Alphonse Daudet – Salvette et Bernadou

I

C’est la veille de Noël, dans une grosse ville de Bavière. Par les rues blanches de neige, dans la confusion du brouillard, le bruit des voitures et des cloches, la foule se presse, joyeuse, aux rôtisseries en plein vent, aux baraques, aux étalages.
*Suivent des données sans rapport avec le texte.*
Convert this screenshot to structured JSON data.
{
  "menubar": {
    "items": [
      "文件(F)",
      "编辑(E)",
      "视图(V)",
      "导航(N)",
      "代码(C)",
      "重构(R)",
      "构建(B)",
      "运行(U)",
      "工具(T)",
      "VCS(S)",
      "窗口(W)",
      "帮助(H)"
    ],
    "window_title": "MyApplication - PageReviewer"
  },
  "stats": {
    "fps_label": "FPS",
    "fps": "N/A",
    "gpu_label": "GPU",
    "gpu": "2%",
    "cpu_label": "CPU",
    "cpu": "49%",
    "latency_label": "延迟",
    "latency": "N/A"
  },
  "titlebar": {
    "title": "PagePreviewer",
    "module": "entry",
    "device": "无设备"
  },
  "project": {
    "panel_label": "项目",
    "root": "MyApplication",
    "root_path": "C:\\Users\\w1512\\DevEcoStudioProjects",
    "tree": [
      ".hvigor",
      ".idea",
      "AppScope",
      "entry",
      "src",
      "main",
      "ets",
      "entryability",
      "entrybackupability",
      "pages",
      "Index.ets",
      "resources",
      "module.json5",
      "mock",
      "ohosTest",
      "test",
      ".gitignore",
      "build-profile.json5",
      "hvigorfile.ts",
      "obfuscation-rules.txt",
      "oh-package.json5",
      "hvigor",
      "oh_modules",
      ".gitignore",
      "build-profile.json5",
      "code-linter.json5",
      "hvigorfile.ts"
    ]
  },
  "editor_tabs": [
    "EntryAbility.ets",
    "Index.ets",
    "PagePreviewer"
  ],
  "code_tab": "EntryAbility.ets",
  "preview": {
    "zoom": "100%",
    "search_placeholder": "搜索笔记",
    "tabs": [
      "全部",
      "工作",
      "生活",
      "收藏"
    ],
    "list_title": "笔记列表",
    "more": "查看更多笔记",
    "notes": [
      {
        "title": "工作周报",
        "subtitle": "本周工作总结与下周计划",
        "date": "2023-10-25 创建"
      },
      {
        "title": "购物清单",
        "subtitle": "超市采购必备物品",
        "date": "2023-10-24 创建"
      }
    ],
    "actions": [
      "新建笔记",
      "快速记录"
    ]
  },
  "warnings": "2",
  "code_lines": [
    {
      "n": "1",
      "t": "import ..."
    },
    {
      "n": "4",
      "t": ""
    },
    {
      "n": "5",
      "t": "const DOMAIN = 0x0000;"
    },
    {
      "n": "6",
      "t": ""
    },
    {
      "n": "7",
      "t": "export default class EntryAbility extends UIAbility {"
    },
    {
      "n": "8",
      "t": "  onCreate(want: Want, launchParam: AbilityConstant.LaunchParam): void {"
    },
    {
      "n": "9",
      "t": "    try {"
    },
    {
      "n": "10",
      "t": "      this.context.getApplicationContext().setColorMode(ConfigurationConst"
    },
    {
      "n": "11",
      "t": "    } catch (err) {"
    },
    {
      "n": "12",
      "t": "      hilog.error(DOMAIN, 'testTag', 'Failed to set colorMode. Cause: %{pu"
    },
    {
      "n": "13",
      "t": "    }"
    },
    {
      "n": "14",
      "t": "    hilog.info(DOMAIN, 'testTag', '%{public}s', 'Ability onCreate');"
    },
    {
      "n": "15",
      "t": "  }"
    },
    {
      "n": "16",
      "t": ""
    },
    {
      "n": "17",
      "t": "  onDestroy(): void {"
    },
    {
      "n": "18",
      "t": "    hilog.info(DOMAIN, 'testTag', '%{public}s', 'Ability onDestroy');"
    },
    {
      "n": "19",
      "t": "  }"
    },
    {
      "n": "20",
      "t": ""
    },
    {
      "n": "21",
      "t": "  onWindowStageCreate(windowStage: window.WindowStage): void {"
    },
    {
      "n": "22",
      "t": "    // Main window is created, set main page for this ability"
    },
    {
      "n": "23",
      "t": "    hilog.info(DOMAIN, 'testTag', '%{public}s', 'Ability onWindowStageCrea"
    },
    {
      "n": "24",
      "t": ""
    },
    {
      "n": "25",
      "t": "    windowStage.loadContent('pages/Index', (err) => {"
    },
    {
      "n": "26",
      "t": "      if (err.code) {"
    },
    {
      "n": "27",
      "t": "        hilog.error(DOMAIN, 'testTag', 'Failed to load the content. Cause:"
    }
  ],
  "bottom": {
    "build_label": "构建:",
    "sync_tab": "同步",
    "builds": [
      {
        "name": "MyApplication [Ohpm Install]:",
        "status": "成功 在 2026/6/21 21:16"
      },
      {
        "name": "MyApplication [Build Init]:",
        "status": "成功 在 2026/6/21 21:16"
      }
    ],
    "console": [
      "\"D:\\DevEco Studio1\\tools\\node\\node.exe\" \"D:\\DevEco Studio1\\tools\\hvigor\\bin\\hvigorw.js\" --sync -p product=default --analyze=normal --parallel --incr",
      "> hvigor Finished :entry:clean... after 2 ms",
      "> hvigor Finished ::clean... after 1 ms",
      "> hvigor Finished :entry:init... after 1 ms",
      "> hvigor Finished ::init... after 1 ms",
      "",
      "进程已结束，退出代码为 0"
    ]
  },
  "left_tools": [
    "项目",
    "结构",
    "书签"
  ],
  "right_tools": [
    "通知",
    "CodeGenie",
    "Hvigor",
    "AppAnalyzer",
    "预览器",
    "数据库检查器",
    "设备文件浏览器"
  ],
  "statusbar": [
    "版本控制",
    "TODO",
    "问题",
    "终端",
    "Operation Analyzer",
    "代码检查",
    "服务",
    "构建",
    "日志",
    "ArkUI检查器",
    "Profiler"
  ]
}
Frôlant avec un bruissement léger les boutiques enrubannées et fleuries, des branches de houx vert, des sapins entiers chargés de pendeloques passent portés à bras, dominant toutes les têtes, comme une ombre des forêts de Thuringe, un souvenir de nature dans la vie factice de l’hiver. Le jour tombe. Là-bas, derrière les jardins de la Résidence, on voit encore une lueur de soleil couchant, toute rouge à travers la brume, et il y a par la ville une telle gaieté, tant de préparatifs de fête que chaque lumière qui s’allume aux vitres semble pendre à un arbre de Noël. C’est qu’aujourd’hui n’est pas un Noël ordinaire ! Nous sommes en l’an de grâce mil huit cent soixante-dix, et la naissance du Christ n’est qu’un prétexte de plus pour boire à l’illustre Von der Than et célébrer le triomphe des guerriers bavarois. Noël ! Noël ! Les juifs de la ville basse eux-mêmes sont en liesse. Voilà le vieil Augustus Cahn qui tourne en courant le coin de la Grappe bleue. Jamais ses yeux de furet n’ont relui comme ce soir. Jamais sa petite quouette en broussaille n’a frétillé si allègrement. Dans sa manche usée aux cordes des besaces est passé un honnête petit panier, plein jusqu’aux bords, couvert d’une serviette bise, avec le goulot d’une bouteille et une branche de houx qui dépassent.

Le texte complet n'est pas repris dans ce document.